As a Christian, I believe the Bible is the inspired word of God.
To understand where our Bible came from is of the upmost importance for Christians.
To understand the importance of the canon, it is important to understand what the word “canon” means..
The early church father Origin used the word canon:
“To denote what we call the ‘rule of faith’ the standard by which we are to measure and evaluate everything that may be offered to us as an article of belief “FF Bruce
The canon should be viewed as the absolute truth that is inspired by God and there is nothing wrong inside of the canon.
Both the Old Testament and New Testament canons are very important.
The Old Testament canon tells the story of God’s relationship with his people and contains the Jewish law.
The New Testament is considered the ending of the unfinished Old Testament Canon. The apostles were considered as the vocal cords of Christ, which gave them the authority to write the scripture that they did.
For a book to be included in the New Testament, it had to have been written by one of the apostles. Early church fathers established a clear difference between their writings and those of the apostles.
Ignatius of Antioch (AD 50-115), an early apostolic father helped make the clear distinction between his writings compared to the apostles, saying that his or any other apostolic fathers writings were not on their level as the apostles.
The New Testament canon that is used today is the same canon that was used in the early church.
There is an authentic manuscript of John (P52) which is dated to the early to mid-second century.
Justin Martyr’s (AD 100-165) First Apology talks about scriptures from the apostles being read at church services. This helps confirm that the gospels were written in the lifespan of the apostles.
“And on the day called Sunday, all who live in cities or in the country gather together to one place, and the memoirs of the apostles or the writings of the prophets are read, as long as time permits; then, when the reader has ceased, the president verbally instructs, and exhorts to the imitation of these good things.”Justin Martyr’s First Aplogy, Chapter 67
Irenaeus of Lyons (AD 180) cited almost all books of the New Testament and all of the gospels in some of his letters.

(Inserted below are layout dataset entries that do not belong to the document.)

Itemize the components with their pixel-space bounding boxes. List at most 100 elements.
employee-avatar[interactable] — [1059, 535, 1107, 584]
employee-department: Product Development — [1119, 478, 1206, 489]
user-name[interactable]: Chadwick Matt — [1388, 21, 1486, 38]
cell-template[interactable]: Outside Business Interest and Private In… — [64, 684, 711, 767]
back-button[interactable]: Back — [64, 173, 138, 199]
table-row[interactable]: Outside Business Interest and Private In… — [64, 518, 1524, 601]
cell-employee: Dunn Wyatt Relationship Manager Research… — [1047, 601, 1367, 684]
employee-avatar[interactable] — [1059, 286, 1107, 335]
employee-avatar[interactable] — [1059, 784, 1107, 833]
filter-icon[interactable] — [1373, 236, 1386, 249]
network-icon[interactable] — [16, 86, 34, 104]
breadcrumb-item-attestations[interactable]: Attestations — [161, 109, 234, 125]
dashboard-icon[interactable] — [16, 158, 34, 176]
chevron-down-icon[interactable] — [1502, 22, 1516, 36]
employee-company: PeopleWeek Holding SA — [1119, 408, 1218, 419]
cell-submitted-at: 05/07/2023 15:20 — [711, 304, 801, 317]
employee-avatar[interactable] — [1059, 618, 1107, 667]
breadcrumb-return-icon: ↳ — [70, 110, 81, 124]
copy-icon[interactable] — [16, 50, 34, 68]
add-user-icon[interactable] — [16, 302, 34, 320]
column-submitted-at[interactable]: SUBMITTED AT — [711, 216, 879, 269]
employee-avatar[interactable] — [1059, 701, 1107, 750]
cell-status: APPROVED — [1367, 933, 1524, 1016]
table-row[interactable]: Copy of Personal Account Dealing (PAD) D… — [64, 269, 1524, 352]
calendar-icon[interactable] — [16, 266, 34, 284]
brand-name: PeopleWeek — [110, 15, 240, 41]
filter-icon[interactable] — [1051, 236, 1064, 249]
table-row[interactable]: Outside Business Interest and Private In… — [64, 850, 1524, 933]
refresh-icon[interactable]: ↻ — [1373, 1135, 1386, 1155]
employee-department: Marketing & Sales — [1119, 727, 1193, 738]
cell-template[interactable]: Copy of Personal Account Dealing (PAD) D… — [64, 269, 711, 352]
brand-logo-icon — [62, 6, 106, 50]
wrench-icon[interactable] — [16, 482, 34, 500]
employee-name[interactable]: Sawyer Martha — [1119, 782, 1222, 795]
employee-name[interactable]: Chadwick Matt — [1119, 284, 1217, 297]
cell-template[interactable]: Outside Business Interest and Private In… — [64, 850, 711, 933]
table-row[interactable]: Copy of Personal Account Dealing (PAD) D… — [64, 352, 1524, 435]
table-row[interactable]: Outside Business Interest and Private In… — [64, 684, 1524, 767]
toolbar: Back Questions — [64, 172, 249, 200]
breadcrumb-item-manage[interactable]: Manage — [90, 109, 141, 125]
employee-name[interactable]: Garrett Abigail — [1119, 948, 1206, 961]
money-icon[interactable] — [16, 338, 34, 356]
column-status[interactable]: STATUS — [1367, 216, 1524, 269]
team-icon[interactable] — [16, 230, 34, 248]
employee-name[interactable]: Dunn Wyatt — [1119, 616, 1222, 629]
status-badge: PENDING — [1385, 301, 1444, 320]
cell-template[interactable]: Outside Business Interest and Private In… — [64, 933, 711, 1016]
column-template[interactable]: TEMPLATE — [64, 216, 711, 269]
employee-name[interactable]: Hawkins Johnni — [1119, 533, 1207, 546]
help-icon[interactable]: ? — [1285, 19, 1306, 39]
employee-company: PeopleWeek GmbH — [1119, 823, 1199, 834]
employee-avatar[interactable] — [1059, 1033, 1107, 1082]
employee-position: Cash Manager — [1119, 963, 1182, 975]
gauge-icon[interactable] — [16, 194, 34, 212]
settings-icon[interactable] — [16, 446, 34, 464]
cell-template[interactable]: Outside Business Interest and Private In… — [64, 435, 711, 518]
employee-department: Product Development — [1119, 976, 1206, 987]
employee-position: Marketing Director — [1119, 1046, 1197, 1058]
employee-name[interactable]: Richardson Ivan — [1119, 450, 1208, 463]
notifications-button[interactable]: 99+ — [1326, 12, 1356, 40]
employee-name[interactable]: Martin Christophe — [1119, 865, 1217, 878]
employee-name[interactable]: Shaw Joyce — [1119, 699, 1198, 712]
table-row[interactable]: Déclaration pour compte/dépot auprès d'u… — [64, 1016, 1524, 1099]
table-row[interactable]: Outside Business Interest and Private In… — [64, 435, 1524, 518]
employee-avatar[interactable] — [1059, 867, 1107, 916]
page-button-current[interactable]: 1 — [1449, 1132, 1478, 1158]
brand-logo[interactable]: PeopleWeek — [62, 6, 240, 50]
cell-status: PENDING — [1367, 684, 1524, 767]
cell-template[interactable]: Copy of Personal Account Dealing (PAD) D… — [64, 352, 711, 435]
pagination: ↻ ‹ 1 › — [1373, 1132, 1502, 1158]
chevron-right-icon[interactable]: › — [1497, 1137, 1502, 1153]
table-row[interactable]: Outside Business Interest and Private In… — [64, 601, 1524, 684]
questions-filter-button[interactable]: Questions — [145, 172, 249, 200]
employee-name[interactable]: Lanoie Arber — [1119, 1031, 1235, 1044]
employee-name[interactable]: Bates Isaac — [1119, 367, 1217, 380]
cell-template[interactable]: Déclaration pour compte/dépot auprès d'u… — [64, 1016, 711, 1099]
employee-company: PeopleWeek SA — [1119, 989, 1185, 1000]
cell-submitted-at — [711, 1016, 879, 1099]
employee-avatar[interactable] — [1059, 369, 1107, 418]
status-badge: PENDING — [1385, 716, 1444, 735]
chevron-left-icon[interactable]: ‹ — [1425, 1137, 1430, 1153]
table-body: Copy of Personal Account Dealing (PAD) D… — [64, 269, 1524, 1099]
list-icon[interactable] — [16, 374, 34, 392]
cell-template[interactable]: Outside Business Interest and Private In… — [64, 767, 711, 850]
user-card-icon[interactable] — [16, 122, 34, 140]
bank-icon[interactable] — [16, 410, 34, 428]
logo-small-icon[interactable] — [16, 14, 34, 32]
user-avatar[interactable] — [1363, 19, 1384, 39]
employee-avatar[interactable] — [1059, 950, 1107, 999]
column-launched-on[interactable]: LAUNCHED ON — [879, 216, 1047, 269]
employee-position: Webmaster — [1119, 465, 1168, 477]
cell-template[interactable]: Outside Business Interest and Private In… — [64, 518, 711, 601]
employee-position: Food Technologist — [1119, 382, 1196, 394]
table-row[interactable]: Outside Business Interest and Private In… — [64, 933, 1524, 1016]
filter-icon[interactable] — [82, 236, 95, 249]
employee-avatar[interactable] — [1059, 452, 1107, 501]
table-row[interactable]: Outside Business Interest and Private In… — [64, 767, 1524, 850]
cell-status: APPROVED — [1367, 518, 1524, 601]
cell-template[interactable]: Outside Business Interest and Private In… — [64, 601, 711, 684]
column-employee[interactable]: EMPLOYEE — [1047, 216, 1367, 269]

Athanasius (AD 296 – 367) is credited with helping finalize the New Testament canon, the genuine writings of the apostles as he listed out all of the books of the present day New Testament. This does not mean that he added any books, but rather that he organized all of the Apostles teachings into one book.
In 331 AD, Constantine asked for the copy of 50 new bibles for the Church of Constantinople, so the New Testament canon must have finalized by this point.
Contrary to popular belief, the Christian Canon was finalized before the Council of Nicea (325 AD), and there is no evidence to support the contrary. It is mere speculation.
The idea that the Council of Nicea was the finalization of the canon is based on the secular belief that the Christian canon needed to be corrected.
The Chrisitan Canon was determined not by a vote, but by the consensus of church leaders who would agree that a book would have the authorship of an apostle.
The Chrisitan canon has been finalized, because after the apostles had all died.
After there deaths, there was no one who could write a book that could be part of the canon and, there is strong evidence for the reliability of the New Testament canon.
The books that Christians read from today are the same books that were used by the apostolic fathers. Apostolic fathers also set up strong standards for what would be considered part of the canon, as it must have come from an apostle or it could not be part of the canon.
The canon is closed and there are no more books that could be part of the canon.
Excellent work. I very much agree. The Scriptures reveal that these writings were written and included under the apostles’ overnight (1 Tim 5:19; 2 Pet 3:16; 1 John 1:4).
You noted the inclusion of a writing into the NT required that the writer be an apostle. I think you meant an apostolic figure including Mark, Luke, James, and Jude who were not apostles of Christ.
Good points! You are right about the apostolic figure! Thanks for the feedback.